According to the article at CNN.com, discussion of how law officials use the pictures of social networks to portray the nature of one’s character is becoming commonplace.

“Social networking sites are just another way that people say things or do things that come back and haunt them,” said Phil Malone, director of the cyberlaw clinic at Harvard Law School’s Berkman Center for Internet & Society. “The things that people say online or leave online are pretty permanent.”

The pictures, when shown at sentencing, not only embarrass defendants but can make it harder for them to convince a judge that they’re remorseful or that their drunken behavior was an aberration. (Of course, the sites are also valuable for defense lawyers looking to dig up dirt to undercut the credibility of a star prosecution witness.

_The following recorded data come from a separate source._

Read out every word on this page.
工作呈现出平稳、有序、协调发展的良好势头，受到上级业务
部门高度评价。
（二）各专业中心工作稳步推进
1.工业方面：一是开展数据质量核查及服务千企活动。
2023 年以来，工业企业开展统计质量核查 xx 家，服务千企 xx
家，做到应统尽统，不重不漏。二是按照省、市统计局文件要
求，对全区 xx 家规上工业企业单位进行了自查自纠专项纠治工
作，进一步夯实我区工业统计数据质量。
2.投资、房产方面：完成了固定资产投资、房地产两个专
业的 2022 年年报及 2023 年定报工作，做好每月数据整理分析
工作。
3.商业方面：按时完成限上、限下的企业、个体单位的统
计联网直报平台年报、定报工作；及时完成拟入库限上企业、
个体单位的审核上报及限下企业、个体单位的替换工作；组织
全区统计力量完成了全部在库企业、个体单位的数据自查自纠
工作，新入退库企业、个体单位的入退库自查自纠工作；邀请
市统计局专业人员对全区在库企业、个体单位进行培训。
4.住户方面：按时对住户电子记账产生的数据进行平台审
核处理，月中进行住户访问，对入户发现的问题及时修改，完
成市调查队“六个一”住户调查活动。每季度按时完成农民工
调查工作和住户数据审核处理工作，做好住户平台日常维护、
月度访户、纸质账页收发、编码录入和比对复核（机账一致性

Prosecutors do not appear to be scouring networking sites while preparing for every sentencing, even though telling photos of criminal defendants are sometimes available in plain sight and accessible under a person’s real name. But in cases where they’ve had reason to suspect incriminating pictures online, or have been tipped off to a particular person’s MySpace or Facebook page, the sites have yielded critical character evidence.

While teaching students how to perform boolean searches on the internet or cite sources, it is just as important to stress the awareness of the digital footprints each of us leaves behind. Hopefully the students will not have their digital footprints used as evidence against them in a criminal matter as the teens did in the article but examples such as these show the importance of being cognizant of one’s presence on the internet. Colleges and employers often do searches on the social networks and make decisions based on their findings. I believe emphasizing the concept of digital footprints is as important in preparing students for the 21st century as is internet safety to avoid predators, using technology tools and social networks. For some students, their digital footprint could make the difference between a sentence of life or death.